After Ormund stops the march and orders his army to make camp, he requests that his squire be cared for, but never names the young man. With Tessarion penned up among the Hightower forces, Daeron is almost certainly close by.
It is a deliberately understated introduction for a character whose role in the ongoing war is about to become anything but understated.
Fans have noted that it is quite something that Alicent has a whole additional son, and that Aegon, Aemond, and Helaena have a whole other sibling, who has not been seen across more than two seasons of the show. The anticipation surrounding his proper on-screen arrival has been building steadily since the series began.

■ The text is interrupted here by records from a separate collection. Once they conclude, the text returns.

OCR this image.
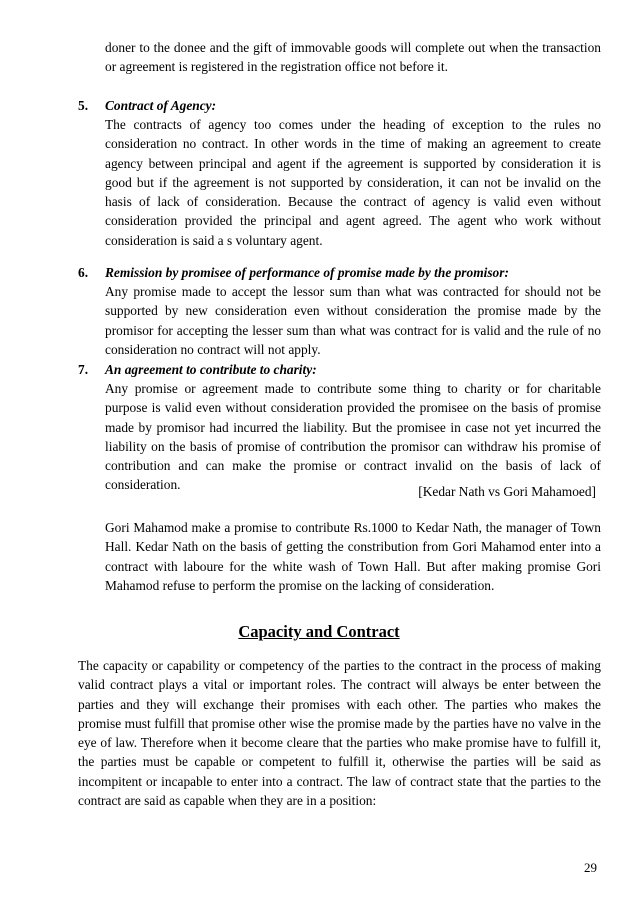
doner to the donee and the gift of immovable goods will complete out when the transaction or agreement is registered in the registration office not before it.
5. Contract of Agency:
The contracts of agency too comes under the heading of exception to the rules no consideration no contract. In other words in the time of making an agreement to create agency between principal and agent if the agreement is supported by consideration it is good but if the agreement is not supported by consideration, it can not be invalid on the hasis of lack of consideration. Because the contract of agency is valid even without consideration provided the principal and agent agreed. The agent who work without consideration is said a s voluntary agent.
6. Remission by promisee of performance of promise made by the promisor:
Any promise made to accept the lessor sum than what was contracted for should not be supported by new consideration even without consideration the promise made by the promisor for accepting the lesser sum than what was contract for is valid and the rule of no consideration no contract will not apply.
7. An agreement to contribute to charity:
Any promise or agreement made to contribute some thing to charity or for charitable purpose is valid even without consideration provided the promisee on the basis of promise made by promisor had incurred the liability. But the promisee in case not yet incurred the liability on the basis of promise of contribution the promisor can withdraw his promise of contribution and can make the promise or contract invalid on the basis of lack of consideration.	[Kedar Nath vs Gori Mahamoed]
Gori Mahamod make a promise to contribute Rs.1000 to Kedar Nath, the manager of Town Hall. Kedar Nath on the basis of getting the constribution from Gori Mahamod enter into a contract with laboure for the white wash of Town Hall. But after making promise Gori Mahamod refuse to perform the promise on the lacking of consideration.
Capacity and Contract
The capacity or capability or competency of the parties to the contract in the process of making valid contract plays a vital or important roles. The contract will always be enter between the parties and they will exchange their promises with each other. The parties who makes the promise must fulfill that promise other wise the promise made by the parties have no valve in the eye of law. Therefore when it become cleare that the parties who make promise have to fulfill it, the parties must be capable or competent to fulfill it, otherwise the parties will be said as incompitent or incapable to enter into a contract. The law of contract state that the parties to the contract are said as capable when they are in a position:
29
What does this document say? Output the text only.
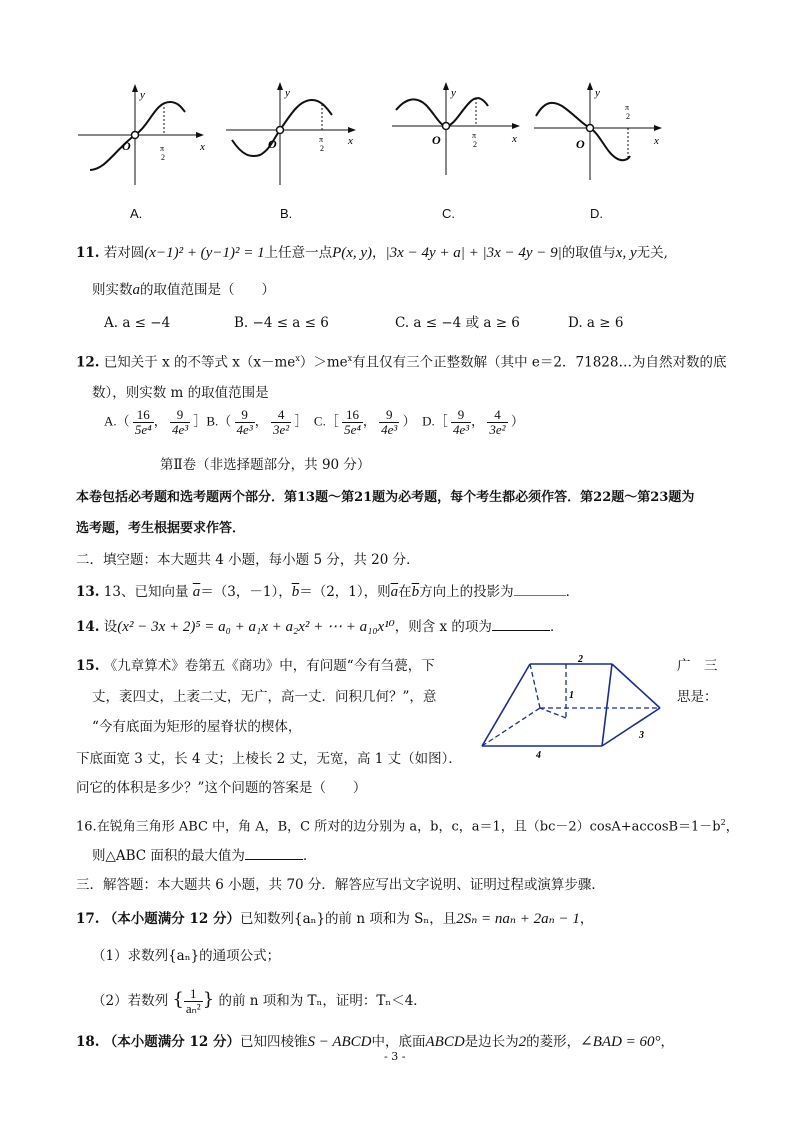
O	x
y
π
2
O	x
y
π
2
O	x
y
π
2	O	x
y
π
2
A.	B.	C.	D.
11. 若对圆(x−1)² + (y−1)² = 1上任意一点P(x, y)，|3x − 4y + a| + |3x − 4y − 9|的取值与x, y无关,
则实数a的取值范围是（　　）
A. a ≤ −4	B. −4 ≤ a ≤ 6	C. a ≤ −4 或 a ≥ 6	D. a ≥ 6
12. 已知关于 x 的不等式 $x(x-me^x)>me^x$有且仅有三个正整数解（其中 e＝2．71828…为自然对数的底
数），则实数 m 的取值范围是
$A.( \frac{16}{\text{5e⁴}}$ ， $\frac{9}{\text{4e³}}$ ］B.（ $\frac{9}{\text{4e³}}$ ， $\frac{4}{\text{3e²}}$ ］　C.［ $\frac{16}{\text{5e⁴}}$ ， $\frac{9}{\text{4e³}}$ ）　D.［ $\frac{9}{\text{4e³}}$ ， $\frac{4}{\text{3e²}}$ ）
第Ⅱ卷（非选择题部分，共 90 分）
本卷包括必考题和选考题两个部分．第13题～第21题为必考题，每个考生都必须作答．第22题～第23题为
选考题，考生根据要求作答．
二．填空题：本大题共 4 小题，每小题 5 分，共 20 分．
13. 13、已知向量 $\overline{a}=(3$，－1），$\overline{b}=(2$，1），则$\overline{a}$在$\overline{b}$方向上的投影为	．
14. 设(x² − 3x + 2)⁵ = a₀ + a₁x + a₂x² + ⋯ + a₁₀x¹⁰，则含 x 的项为	．
15. 《九章算术》卷第五《商功》中，有问题“今有刍甍，下	广　三
丈，袤四丈，上袤二丈，无广，高一丈．问积几何？”，意	思是：
“今有底面为矩形的屋脊状的楔体，
下底面宽 3 丈，长 4 丈；上棱长 2 丈，无宽，高 1 丈（如图）．
问它的体积是多少？”这个问题的答案是（　　）
2
1
3
4
16.在锐角三角形 ABC 中，角 A，B，C 所对的边分别为 a，b，c，a＝1，且$(bc-2)\cos A+accosB=1-b^2$，
则△ABC 面积的最大值为	．
三．解答题：本大题共 6 小题，共 70 分．解答应写出文字说明、证明过程或演算步骤．
17. （本小题满分 12 分）已知数列{aₙ}的前 n 项和为 Sₙ，且2Sₙ = naₙ + 2aₙ − 1，
（1）求数列{aₙ}的通项公式；
（2）若数列 { $\frac{1}{\text{aₙ²}}$ } 的前 n 项和为 Tₙ，证明：Tₙ＜4．
18. （本小题满分 12 分）已知四棱锥S − ABCD中，底面ABCD是边长为2的菱形，∠BAD = 60°，
- 3 -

What Tessarion Means for the Balance of the War
Whereas Team Black had the advantage in season two through sheer dragon numbers, Daeron and Tessarion provide Team Green with the edge they need to start securing wins, with a handful of houses and even an entire region bending the knee to Aegon II specifically to avoid facing Daeron and his dragon. That kind of deterrent power matters enormously in a war where aerial supremacy is decisive.
Daeron’s arrival with Tessarion gives the Green faction a third aerial asset at exactly the moment when the Black faction’s dragon advantage is most threatening, creating a second front that Rhaenyra’s forces must address simultaneously alongside the Gullet engagement and the Riverlands campaign. The blue dragon lurking quietly in the Hightower camp is not just a piece of visual lore, it is a loaded threat that the showrunners are letting breathe before it fully detonates.
The season three premiere made clear that the Dance of the Dragons is entering a new phase, one where victories will be measured not by territory gained but by what remains after the bloodshed ends. Tessarion and her rider are a central part of that brutal reckoning to come, and now that the Blue Queen has finally been properly glimpsed on screen, the question of when Daeron truly steps forward is one that ‘House of the Dragon’ fans will not stop asking until the answer arrives.
If you have been following the lore of ‘Fire and Blood’, does Daeron the Daring’s quiet introduction in the season three premiere feel like the right way to handle a character who has been missing this long, or should the show have brought him in sooner?